Burlington, Vermont -- Democratic presidential candidate Bernie Sanders has selected deceased fast food mogul Col. Harlan David Sanders as his vice presidential running mate.
Asked to describe the "flavor" of their campaign, Col. Sanders said: "It tastes like chicken." To which Bernie added: "And it smells like socialism. But however you slice it, it's not chopped liver."
The independent Senator from Vermont invited the nation to do the math. "Wall Street's 1% may have grabbed over 90% of America's wealth, but now we have the Colonel's secret blend of seven herbs and spices. That results in 100% satisfaction, which means we get all of the votes."
Speaking from the grave, Col. Sanders used a series of chicken pot pie charts to illustrate his thoughts. He pointed out that his addition to the ticket gives Sanders the edge when it comes to red state/blue state tallies.

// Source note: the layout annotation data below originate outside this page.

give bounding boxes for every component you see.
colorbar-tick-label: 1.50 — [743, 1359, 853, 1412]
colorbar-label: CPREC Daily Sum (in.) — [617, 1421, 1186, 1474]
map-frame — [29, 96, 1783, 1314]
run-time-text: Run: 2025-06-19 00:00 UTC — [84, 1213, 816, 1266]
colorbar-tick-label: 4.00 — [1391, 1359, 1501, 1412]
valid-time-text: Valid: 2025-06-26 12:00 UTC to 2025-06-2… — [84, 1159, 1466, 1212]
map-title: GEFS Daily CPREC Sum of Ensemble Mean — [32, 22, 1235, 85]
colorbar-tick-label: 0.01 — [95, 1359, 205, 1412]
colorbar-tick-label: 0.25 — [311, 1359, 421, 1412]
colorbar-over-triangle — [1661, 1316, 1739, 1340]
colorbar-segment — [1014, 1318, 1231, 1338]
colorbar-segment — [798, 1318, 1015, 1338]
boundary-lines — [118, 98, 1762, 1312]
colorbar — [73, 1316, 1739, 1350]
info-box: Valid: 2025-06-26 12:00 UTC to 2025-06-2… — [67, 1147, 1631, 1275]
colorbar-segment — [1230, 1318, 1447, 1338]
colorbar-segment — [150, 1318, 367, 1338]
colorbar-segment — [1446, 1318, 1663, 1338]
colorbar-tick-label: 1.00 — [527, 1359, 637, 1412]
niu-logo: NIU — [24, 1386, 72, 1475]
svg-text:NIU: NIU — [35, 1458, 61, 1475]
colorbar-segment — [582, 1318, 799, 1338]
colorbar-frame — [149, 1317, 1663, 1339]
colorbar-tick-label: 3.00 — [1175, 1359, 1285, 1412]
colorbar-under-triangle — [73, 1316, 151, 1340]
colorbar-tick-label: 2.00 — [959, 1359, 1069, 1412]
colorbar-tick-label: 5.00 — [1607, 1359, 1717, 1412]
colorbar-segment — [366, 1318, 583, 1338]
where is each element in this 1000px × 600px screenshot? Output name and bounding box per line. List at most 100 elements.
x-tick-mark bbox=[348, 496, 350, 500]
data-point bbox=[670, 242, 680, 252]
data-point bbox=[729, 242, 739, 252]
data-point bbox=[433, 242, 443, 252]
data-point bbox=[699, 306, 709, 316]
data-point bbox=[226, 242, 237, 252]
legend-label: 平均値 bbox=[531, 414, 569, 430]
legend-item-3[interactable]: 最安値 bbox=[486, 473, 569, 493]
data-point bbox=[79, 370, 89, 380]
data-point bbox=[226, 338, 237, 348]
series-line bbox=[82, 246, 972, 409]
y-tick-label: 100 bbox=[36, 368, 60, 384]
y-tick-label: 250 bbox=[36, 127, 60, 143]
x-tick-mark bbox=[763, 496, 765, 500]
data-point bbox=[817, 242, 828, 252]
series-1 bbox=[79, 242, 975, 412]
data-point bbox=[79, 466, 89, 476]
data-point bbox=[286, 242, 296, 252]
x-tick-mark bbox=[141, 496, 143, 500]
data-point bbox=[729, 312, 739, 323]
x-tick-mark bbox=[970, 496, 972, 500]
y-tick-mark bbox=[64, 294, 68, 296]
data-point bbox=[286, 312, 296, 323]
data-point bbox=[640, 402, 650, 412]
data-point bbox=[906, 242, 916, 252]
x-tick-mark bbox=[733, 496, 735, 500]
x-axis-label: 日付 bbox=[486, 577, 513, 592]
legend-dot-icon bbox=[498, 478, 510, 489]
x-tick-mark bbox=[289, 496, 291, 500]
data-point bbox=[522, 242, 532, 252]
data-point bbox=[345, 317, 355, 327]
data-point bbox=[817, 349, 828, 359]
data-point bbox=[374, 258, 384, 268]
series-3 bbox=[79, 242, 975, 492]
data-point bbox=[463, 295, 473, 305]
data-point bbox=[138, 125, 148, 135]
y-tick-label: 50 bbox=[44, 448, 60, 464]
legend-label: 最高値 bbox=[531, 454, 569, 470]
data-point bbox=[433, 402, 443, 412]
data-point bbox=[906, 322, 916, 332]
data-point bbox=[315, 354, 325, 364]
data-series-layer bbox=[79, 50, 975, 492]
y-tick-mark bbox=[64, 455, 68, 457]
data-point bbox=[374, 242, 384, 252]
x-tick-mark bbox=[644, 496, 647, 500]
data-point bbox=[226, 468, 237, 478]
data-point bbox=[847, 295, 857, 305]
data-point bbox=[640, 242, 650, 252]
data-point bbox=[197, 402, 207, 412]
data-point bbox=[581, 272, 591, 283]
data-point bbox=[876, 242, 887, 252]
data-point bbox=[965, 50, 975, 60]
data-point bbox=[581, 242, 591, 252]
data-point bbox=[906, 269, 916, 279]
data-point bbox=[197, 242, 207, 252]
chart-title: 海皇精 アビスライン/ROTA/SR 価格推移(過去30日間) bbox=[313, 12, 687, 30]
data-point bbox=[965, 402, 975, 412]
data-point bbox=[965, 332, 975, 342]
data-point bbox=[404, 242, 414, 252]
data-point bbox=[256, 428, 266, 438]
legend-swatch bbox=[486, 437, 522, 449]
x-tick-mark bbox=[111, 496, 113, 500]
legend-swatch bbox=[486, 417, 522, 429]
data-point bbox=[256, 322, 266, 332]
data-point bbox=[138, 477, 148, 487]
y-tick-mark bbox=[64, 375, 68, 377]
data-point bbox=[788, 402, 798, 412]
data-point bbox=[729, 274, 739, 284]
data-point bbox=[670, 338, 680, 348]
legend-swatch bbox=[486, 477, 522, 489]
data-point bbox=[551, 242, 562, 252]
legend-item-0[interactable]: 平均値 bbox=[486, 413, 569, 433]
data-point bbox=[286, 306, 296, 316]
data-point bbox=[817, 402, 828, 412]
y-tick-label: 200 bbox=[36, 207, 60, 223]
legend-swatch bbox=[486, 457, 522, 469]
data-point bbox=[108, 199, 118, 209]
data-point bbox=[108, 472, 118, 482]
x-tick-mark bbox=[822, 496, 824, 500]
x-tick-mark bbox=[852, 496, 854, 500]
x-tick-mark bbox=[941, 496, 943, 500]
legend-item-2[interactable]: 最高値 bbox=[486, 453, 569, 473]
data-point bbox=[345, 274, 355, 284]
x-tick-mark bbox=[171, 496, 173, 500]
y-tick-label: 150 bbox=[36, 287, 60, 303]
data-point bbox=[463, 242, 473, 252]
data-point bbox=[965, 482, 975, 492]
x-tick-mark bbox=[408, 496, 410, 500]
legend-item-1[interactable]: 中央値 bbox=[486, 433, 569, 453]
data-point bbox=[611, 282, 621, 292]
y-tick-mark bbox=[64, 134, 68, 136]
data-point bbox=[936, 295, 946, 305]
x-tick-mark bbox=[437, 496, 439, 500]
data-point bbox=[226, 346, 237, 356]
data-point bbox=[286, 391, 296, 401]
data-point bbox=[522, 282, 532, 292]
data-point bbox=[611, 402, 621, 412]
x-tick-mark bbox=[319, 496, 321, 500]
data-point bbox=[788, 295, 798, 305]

"I respect all human beings and barnyard dwellers, regardless of the color of their state," Sanders said. "Besides which we're going to give away a free bucket of extra crispy to every man, woman and child who casts a vote for the Sanders ticket."
Sen. Sanders pointed out that KFC has a long history of supporting the 99%. "While the big banks were restricting the pecking order for their cash grabs, Kentucky Fried created the concept of free ranging chickens. Today, the company allows its poultry inventory to do whatever the hell it wants to do. We even allow them to ingest small amounts of marijuana. That means we're putting a little pot in every chicken."
Wall Street's reaction to the launch of a dual Sanders presidential bid was evidenced in a sharp drop in giblets futures. "Analysts are also taking a closer look at the other white meat," explained one trader. "Sunday dinner may never be the same."